Un magasin, un drive ou un site e-commerce génèrent chaque jour une masse de données : tickets de caisse, avis en ligne, prix des concurrents. Seule une information collectée, structurée et exploitée permet de décider sur des faits plutôt qu'à l'intuition.
Classer l'information pour la rendre utile
L'information commerciale se classe selon deux critères. Sa nature : quantitative (elle se compte, répond à « combien ? ») ou qualitative (elle explique, répond à « pourquoi ? »). Son origine : interne (données de caisse, fichier fidélité, gratuite et immédiate) ou externe (INSEE, panels, veille concurrentielle). Le manageur performant croise systématiquement ces regards plutôt que de se fier à une seule source.
Du recueil à la diffusion, un cycle qui ne doit jamais s'arrêter au stockage
L'information suit cinq étapes : recueil, stockage, traitement, exploitation, diffusion.
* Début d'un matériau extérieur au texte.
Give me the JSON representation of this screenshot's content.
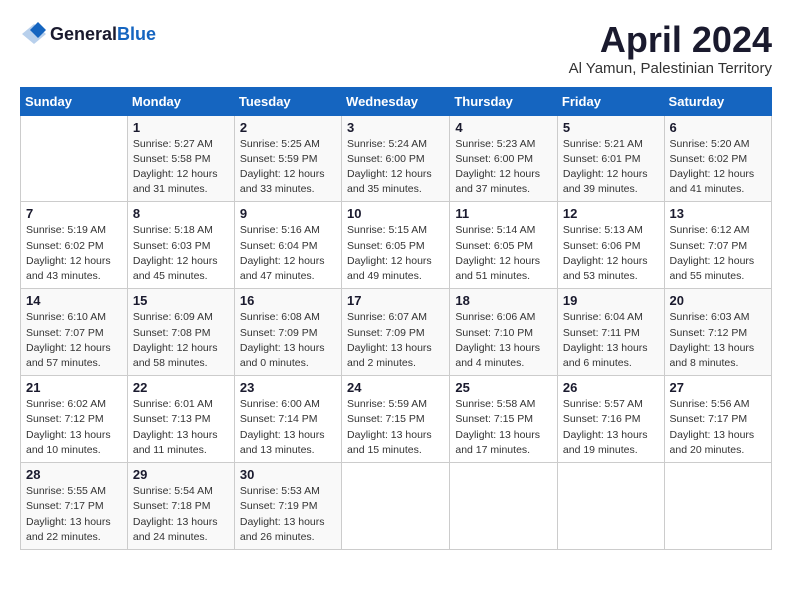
{
  "header": {
    "logo_general": "General",
    "logo_blue": "Blue",
    "title": "April 2024",
    "location": "Al Yamun, Palestinian Territory"
  },
  "calendar": {
    "days_of_week": [
      "Sunday",
      "Monday",
      "Tuesday",
      "Wednesday",
      "Thursday",
      "Friday",
      "Saturday"
    ],
    "weeks": [
      [
        {
          "date": "",
          "info": ""
        },
        {
          "date": "1",
          "info": "Sunrise: 5:27 AM\nSunset: 5:58 PM\nDaylight: 12 hours\nand 31 minutes."
        },
        {
          "date": "2",
          "info": "Sunrise: 5:25 AM\nSunset: 5:59 PM\nDaylight: 12 hours\nand 33 minutes."
        },
        {
          "date": "3",
          "info": "Sunrise: 5:24 AM\nSunset: 6:00 PM\nDaylight: 12 hours\nand 35 minutes."
        },
        {
          "date": "4",
          "info": "Sunrise: 5:23 AM\nSunset: 6:00 PM\nDaylight: 12 hours\nand 37 minutes."
        },
        {
          "date": "5",
          "info": "Sunrise: 5:21 AM\nSunset: 6:01 PM\nDaylight: 12 hours\nand 39 minutes."
        },
        {
          "date": "6",
          "info": "Sunrise: 5:20 AM\nSunset: 6:02 PM\nDaylight: 12 hours\nand 41 minutes."
        }
      ],
      [
        {
          "date": "7",
          "info": "Sunrise: 5:19 AM\nSunset: 6:02 PM\nDaylight: 12 hours\nand 43 minutes."
        },
        {
          "date": "8",
          "info": "Sunrise: 5:18 AM\nSunset: 6:03 PM\nDaylight: 12 hours\nand 45 minutes."
        },
        {
          "date": "9",
          "info": "Sunrise: 5:16 AM\nSunset: 6:04 PM\nDaylight: 12 hours\nand 47 minutes."
        },
        {
          "date": "10",
          "info": "Sunrise: 5:15 AM\nSunset: 6:05 PM\nDaylight: 12 hours\nand 49 minutes."
        },
        {
          "date": "11",
          "info": "Sunrise: 5:14 AM\nSunset: 6:05 PM\nDaylight: 12 hours\nand 51 minutes."
        },
        {
          "date": "12",
          "info": "Sunrise: 5:13 AM\nSunset: 6:06 PM\nDaylight: 12 hours\nand 53 minutes."
        },
        {
          "date": "13",
          "info": "Sunrise: 6:12 AM\nSunset: 7:07 PM\nDaylight: 12 hours\nand 55 minutes."
        }
      ],
      [
        {
          "date": "14",
          "info": "Sunrise: 6:10 AM\nSunset: 7:07 PM\nDaylight: 12 hours\nand 57 minutes."
        },
        {
          "date": "15",
          "info": "Sunrise: 6:09 AM\nSunset: 7:08 PM\nDaylight: 12 hours\nand 58 minutes."
        },
        {
          "date": "16",
          "info": "Sunrise: 6:08 AM\nSunset: 7:09 PM\nDaylight: 13 hours\nand 0 minutes."
        },
        {
          "date": "17",
          "info": "Sunrise: 6:07 AM\nSunset: 7:09 PM\nDaylight: 13 hours\nand 2 minutes."
        },
        {
          "date": "18",
          "info": "Sunrise: 6:06 AM\nSunset: 7:10 PM\nDaylight: 13 hours\nand 4 minutes."
        },
        {
          "date": "19",
          "info": "Sunrise: 6:04 AM\nSunset: 7:11 PM\nDaylight: 13 hours\nand 6 minutes."
        },
        {
          "date": "20",
          "info": "Sunrise: 6:03 AM\nSunset: 7:12 PM\nDaylight: 13 hours\nand 8 minutes."
        }
      ],
      [
        {
          "date": "21",
          "info": "Sunrise: 6:02 AM\nSunset: 7:12 PM\nDaylight: 13 hours\nand 10 minutes."
        },
        {
          "date": "22",
          "info": "Sunrise: 6:01 AM\nSunset: 7:13 PM\nDaylight: 13 hours\nand 11 minutes."
        },
        {
          "date": "23",
          "info": "Sunrise: 6:00 AM\nSunset: 7:14 PM\nDaylight: 13 hours\nand 13 minutes."
        },
        {
          "date": "24",
          "info": "Sunrise: 5:59 AM\nSunset: 7:15 PM\nDaylight: 13 hours\nand 15 minutes."
        },
        {
          "date": "25",
          "info": "Sunrise: 5:58 AM\nSunset: 7:15 PM\nDaylight: 13 hours\nand 17 minutes."
        },
        {
          "date": "26",
          "info": "Sunrise: 5:57 AM\nSunset: 7:16 PM\nDaylight: 13 hours\nand 19 minutes."
        },
        {
          "date": "27",
          "info": "Sunrise: 5:56 AM\nSunset: 7:17 PM\nDaylight: 13 hours\nand 20 minutes."
        }
      ],
      [
        {
          "date": "28",
          "info": "Sunrise: 5:55 AM\nSunset: 7:17 PM\nDaylight: 13 hours\nand 22 minutes."
        },
        {
          "date": "29",
          "info": "Sunrise: 5:54 AM\nSunset: 7:18 PM\nDaylight: 13 hours\nand 24 minutes."
        },
        {
          "date": "30",
          "info": "Sunrise: 5:53 AM\nSunset: 7:19 PM\nDaylight: 13 hours\nand 26 minutes."
        },
        {
          "date": "",
          "info": ""
        },
        {
          "date": "",
          "info": ""
        },
        {
          "date": "",
          "info": ""
        },
        {
          "date": "",
          "info": ""
        }
      ]
    ]
  }
}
Beaucoup d'unités commerciales accumulent des données sans jamais les exploiter — un pur coût sans valeur créée. La veille commerciale, elle, surveille en continu quatre axes (concurrentielle, technologique, réglementaire, e-réputation) pour capter les signaux faibles avant les concurrents.
Le SIC, la BDD clients et le RGPD
Le système d'information commercial (SIC) organise moyens humains, matériels et logiciels pour recueillir et exploiter cette information ; au cœur de ce dispositif, la base de données clients organise identité, comportement et attitude de chaque client. Une enseigne de sport exploite ainsi ses données de caisse et sa carte de fidélité pour cibler une opération saisonnière. Toute exploitation reste encadrée par le RGPD : consentement, finalité déclarée et sécurité des données sont obligatoires, sous peine de sanctions de la CNIL.